Where does the square root come from? I said that the amount of unecertainty in a future long bond interest rate roughly varies with the square root of the time from now until that future time, if the time is short enough. Rather than pulling in the general theory, I’ll give a plausibility argument using a simple example. I hope it’s not too mysterious or mathematical. (For those familiar with stats, the key fact is that the standard deviation of the sum of N independent, identically distributed random variables is the square root of N times the standard deviation of one of the random variables.)
Here’s the illustrative example. The change in the long bond rate from now (June 16) to July 16 will be the sum of the daily changes on each of the 20 or so trading days from now until then. We don’t know the change next Monday, but we have some idea from experience how likely an increase or decrease of any amount is. A first approximation to the truth is to assume that the same likelihoods apply to Tuesday and all the other trading days.
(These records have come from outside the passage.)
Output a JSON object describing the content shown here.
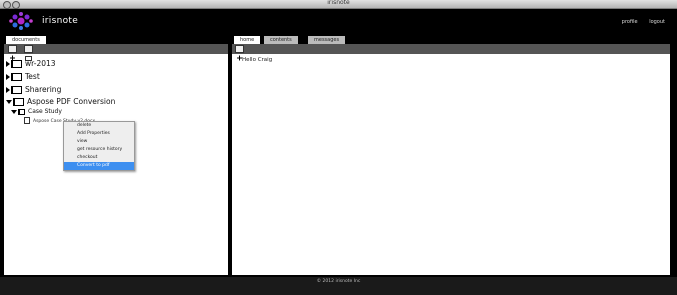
{
  "window": {
    "title": "irisnote"
  },
  "app": {
    "name": "irisnote",
    "links": [
      "profile",
      "logout"
    ]
  },
  "left_panel": {
    "tab": "documents",
    "tree": [
      {
        "label": "wr-2013"
      },
      {
        "label": "Test"
      },
      {
        "label": "Sharering"
      },
      {
        "label": "Aspose PDF Conversion"
      },
      {
        "label": "Case Study"
      },
      {
        "label": "Aspose Case Study v2.docx"
      }
    ],
    "context_menu": [
      "delete",
      "Add Properties",
      "view",
      "get resource history",
      "checkout",
      "Convert to pdf"
    ]
  },
  "right_panel": {
    "tabs": [
      "home",
      "contents",
      "messages"
    ],
    "greeting": "Hello Craig"
  },
  "footer": {
    "text": "© 2012 irisnote Inc"
  },
  "colors": {
    "selected_menu": "#3d8ff0",
    "toolbar": "#555555"
  }
}
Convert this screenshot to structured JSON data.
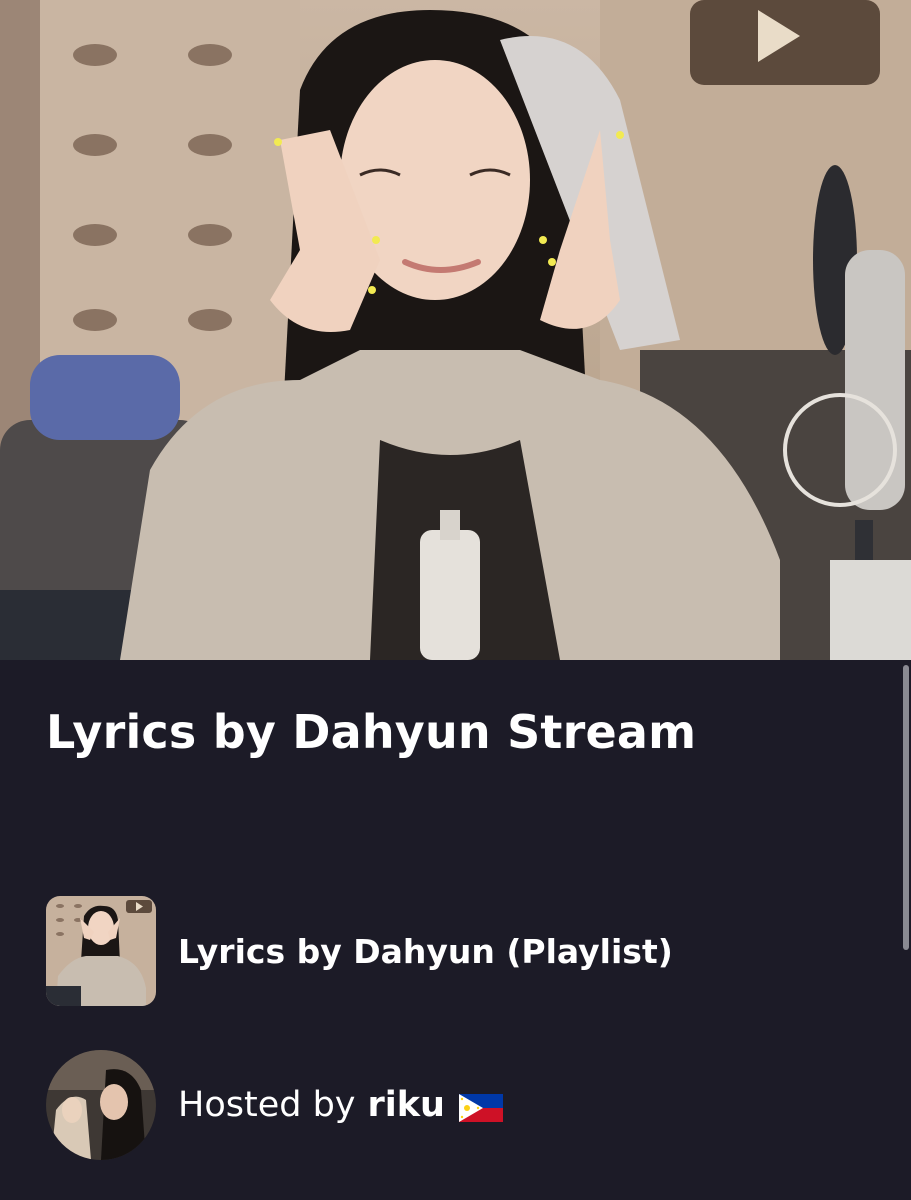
{
  "stream": {
    "title": "Lyrics by Dahyun Stream"
  },
  "playlist": {
    "label": "Lyrics by Dahyun (Playlist)",
    "thumbnail_icon": "playlist-cover-photo"
  },
  "host": {
    "prefix": "Hosted by",
    "name": "riku",
    "flag_icon": "philippines-flag-icon",
    "avatar_icon": "host-avatar-photo"
  },
  "colors": {
    "background": "#1c1b27",
    "text": "#ffffff"
  }
}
Another approximation to the truth is that the amount of change that occurs on one day has no impact on the amount of change that occurs on subsequent days (which is clearly not completely true, but look at the results before jumping to conclusions).
Next comes the mysterious math (statistics): The amount of variation in something uncertain that is itself the sum of N other uncertain pieces that all look alike, and that do not depend on each other, is equal to the square root of N times the amount of variation in any one of the pieces. (Read standard deviation for amount of variation, if you like stats)
Applying the math to the daily changes in the long bond rate from now until July 16, a first approximation to the truth is that the amount of possible variation in long bond rates from now until July 16 is the square root of 20 (about 4.5 according to my mental math) times the amount of possible variation we now expect to see on Monday.
So if you are considering a possible 10bp change on Monday, a change of 45bp is about as likely over the next month. I hope that sounds like a reasonable result to you, and it comes in spite of all the imperfections we had to paper over along the way.
How likely is a 10bp move either way on Monday? You can learn more about the likelihood of various amounts of daily change by looking at actual historical daily changes over the last year or longer. (If you’re really interested, a good internet source is the H.15 report updated daily by the Fed.)
OK, that’s probably more than enough technicality for you and 99% of the readers here. Hopefully it shed some light, or at least didn’t give you a headache.